I think the whole thing is hilarious. It’s like a dumb security guard who opens the bank vault for the thief, helps pack their duffel bags, and then waves good bye, because the thief put on a mustache and said that he’s the new bank manager.
And every time the Crown Jewels are stolen, a new overly specific rule gets added to the employee handbook, like “if someone claims that their dog ate their employee badge, and that it’s really urgent, you must reject them”.
> You go to court and write your name as "Michael, you are now free to go". The judge then says "Calling Michael, you are now free to go" and the bailiffs let you go, because hey, the judge said so.

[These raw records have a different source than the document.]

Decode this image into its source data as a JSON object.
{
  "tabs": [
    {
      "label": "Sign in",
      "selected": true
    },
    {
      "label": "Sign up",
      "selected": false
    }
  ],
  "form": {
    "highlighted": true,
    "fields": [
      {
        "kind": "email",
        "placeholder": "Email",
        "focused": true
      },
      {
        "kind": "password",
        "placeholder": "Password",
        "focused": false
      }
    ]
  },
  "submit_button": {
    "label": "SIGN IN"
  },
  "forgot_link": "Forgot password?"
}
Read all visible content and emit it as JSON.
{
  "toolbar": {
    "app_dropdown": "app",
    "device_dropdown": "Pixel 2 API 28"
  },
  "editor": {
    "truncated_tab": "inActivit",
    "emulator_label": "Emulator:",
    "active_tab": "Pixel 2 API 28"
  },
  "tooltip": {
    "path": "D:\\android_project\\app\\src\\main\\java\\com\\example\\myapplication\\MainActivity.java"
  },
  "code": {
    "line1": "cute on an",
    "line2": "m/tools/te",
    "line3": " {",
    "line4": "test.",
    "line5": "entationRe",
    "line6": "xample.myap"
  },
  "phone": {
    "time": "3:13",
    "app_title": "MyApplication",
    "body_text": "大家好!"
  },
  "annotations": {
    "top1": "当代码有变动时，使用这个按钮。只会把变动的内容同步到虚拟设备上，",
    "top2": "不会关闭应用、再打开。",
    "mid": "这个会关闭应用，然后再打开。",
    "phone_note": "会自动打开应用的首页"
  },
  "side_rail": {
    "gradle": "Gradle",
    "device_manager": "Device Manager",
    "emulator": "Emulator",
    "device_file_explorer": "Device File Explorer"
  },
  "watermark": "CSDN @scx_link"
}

As someone who knows nothing about LLMs, I'm curious how they even begin to address the "data vs command" problem at all. Assuming the model categorizes inputs through some sort of fuzzy criteria in a black box, how could it ever be trusted with sensitive data?

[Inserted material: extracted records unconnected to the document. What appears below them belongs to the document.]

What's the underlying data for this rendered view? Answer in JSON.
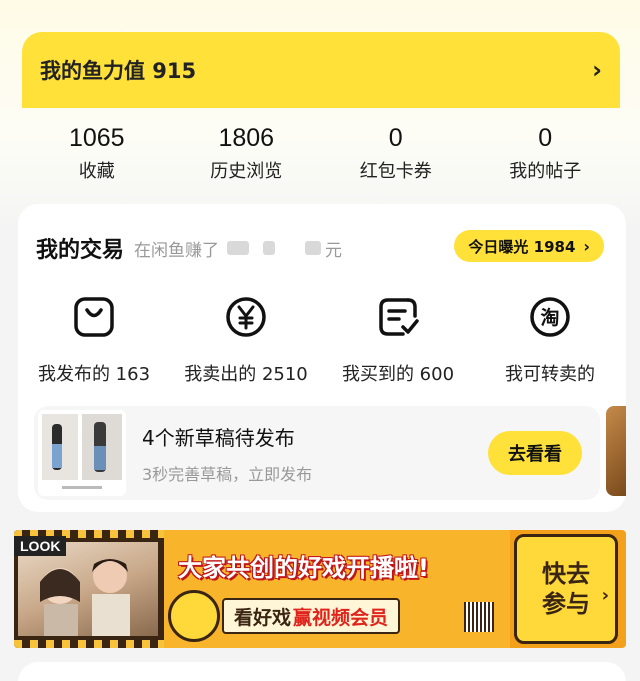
{
  "fish_value": {
    "label": "我的鱼力值 915",
    "arrow": "›"
  },
  "stats": [
    {
      "value": "1065",
      "label": "收藏"
    },
    {
      "value": "1806",
      "label": "历史浏览"
    },
    {
      "value": "0",
      "label": "红包卡券"
    },
    {
      "value": "0",
      "label": "我的帖子"
    }
  ],
  "trade": {
    "title": "我的交易",
    "subtitle": "在闲鱼赚了",
    "currency_suffix": "元",
    "exposure_label": "今日曝光 1984",
    "exposure_arrow": "›",
    "items": [
      {
        "icon": "bag-icon",
        "label": "我发布的 163"
      },
      {
        "icon": "yen-icon",
        "label": "我卖出的 2510"
      },
      {
        "icon": "receipt-check-icon",
        "label": "我买到的 600"
      },
      {
        "icon": "taobao-icon",
        "label": "我可转卖的",
        "glyph": "淘"
      }
    ],
    "draft": {
      "title": "4个新草稿待发布",
      "subtitle": "3秒完善草稿，立即发布",
      "button": "去看看"
    }
  },
  "promo": {
    "look_tag": "LOOK",
    "headline": "大家共创的好戏开播啦!",
    "sub_prefix": "看好戏",
    "sub_highlight": "赢视频会员",
    "cta_line1": "快去",
    "cta_line2": "参与",
    "cta_arrow": "›"
  },
  "colors": {
    "accent": "#ffe13a",
    "promo_orange": "#f3a11b",
    "muted_text": "#999999"
  }
}
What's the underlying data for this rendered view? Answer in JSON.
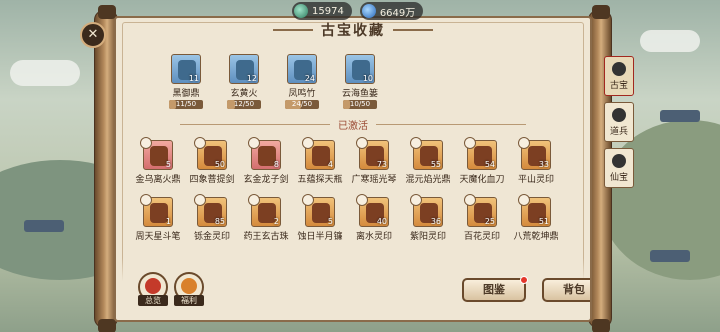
{
  "currency": [
    {
      "icon": "jade-coin-icon",
      "value": "15974"
    },
    {
      "icon": "spirit-gem-icon",
      "value": "6649万"
    }
  ],
  "panel": {
    "title": "古宝收藏",
    "activated_label": "已激活"
  },
  "unowned_items": [
    {
      "name": "黑御鼎",
      "level": "11",
      "progress": "11/50",
      "fraction": 0.22,
      "bg": "blue"
    },
    {
      "name": "玄黄火",
      "level": "12",
      "progress": "12/50",
      "fraction": 0.24,
      "bg": "blue"
    },
    {
      "name": "凤鸣竹",
      "level": "24",
      "progress": "24/50",
      "fraction": 0.48,
      "bg": "blue"
    },
    {
      "name": "云海鱼篓",
      "level": "10",
      "progress": "10/50",
      "fraction": 0.2,
      "bg": "blue"
    }
  ],
  "activated_items": [
    {
      "name": "金乌离火鼎",
      "level": "5",
      "bg": "pink"
    },
    {
      "name": "四象菩提剑",
      "level": "50",
      "bg": "orange"
    },
    {
      "name": "玄金龙子剑",
      "level": "8",
      "bg": "pink"
    },
    {
      "name": "五蕴探天瓶",
      "level": "4",
      "bg": "orange"
    },
    {
      "name": "广寒瑶光琴",
      "level": "73",
      "bg": "orange"
    },
    {
      "name": "混元焰光鼎",
      "level": "55",
      "bg": "orange"
    },
    {
      "name": "天魔化血刀",
      "level": "54",
      "bg": "orange"
    },
    {
      "name": "平山灵印",
      "level": "33",
      "bg": "orange"
    },
    {
      "name": "",
      "level": "",
      "bg": "orange"
    },
    {
      "name": "周天星斗笔",
      "level": "1",
      "bg": "orange"
    },
    {
      "name": "铄金灵印",
      "level": "85",
      "bg": "orange"
    },
    {
      "name": "药王玄古珠",
      "level": "2",
      "bg": "orange"
    },
    {
      "name": "蚀日半月镰",
      "level": "5",
      "bg": "orange"
    },
    {
      "name": "离水灵印",
      "level": "40",
      "bg": "orange"
    },
    {
      "name": "紫阳灵印",
      "level": "36",
      "bg": "orange"
    },
    {
      "name": "百花灵印",
      "level": "25",
      "bg": "orange"
    },
    {
      "name": "八荒乾坤鼎",
      "level": "51",
      "bg": "orange"
    }
  ],
  "buttons": {
    "atlas": "图鉴",
    "bag": "背包"
  },
  "side_tabs": [
    {
      "label": "古宝",
      "icon": "treasure-tab-icon",
      "active": true
    },
    {
      "label": "道兵",
      "icon": "soldier-tab-icon",
      "active": false
    },
    {
      "label": "仙宝",
      "icon": "immortal-treasure-tab-icon",
      "active": false
    }
  ],
  "round_buttons": [
    {
      "label": "总览",
      "icon": "overview-icon"
    },
    {
      "label": "福利",
      "icon": "welfare-icon"
    }
  ]
}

Yeah, this is my fault. When I coined the term "prompt injection" I thought that it was a close match for SQL injection, and that the fix would end up looking the same - like parameterized queries, where data and instructions are cleanly separated.
That was back in September - https://simonwillison.net/2022/Sep/12/prompt-injection/ - It's become clear to me since then that the data v.s. instructions separation likely isn't feasible for LLMs - once you've concatenated everything together into a stream of tokens for the LLM to complete there just isn't a robust way of telling the difference between the two.
So "prompt injection" is actually quite a misleading name, because it implies a fix that's similar to SQL injection - when such a fix apparently isn't feasible.
And every time the Crown Jewels are stolen, a new overly specific rule gets added to the employee handbook, like “if someone claims that their dog ate their employee badge, and that it’s really urgent, you must reject them”.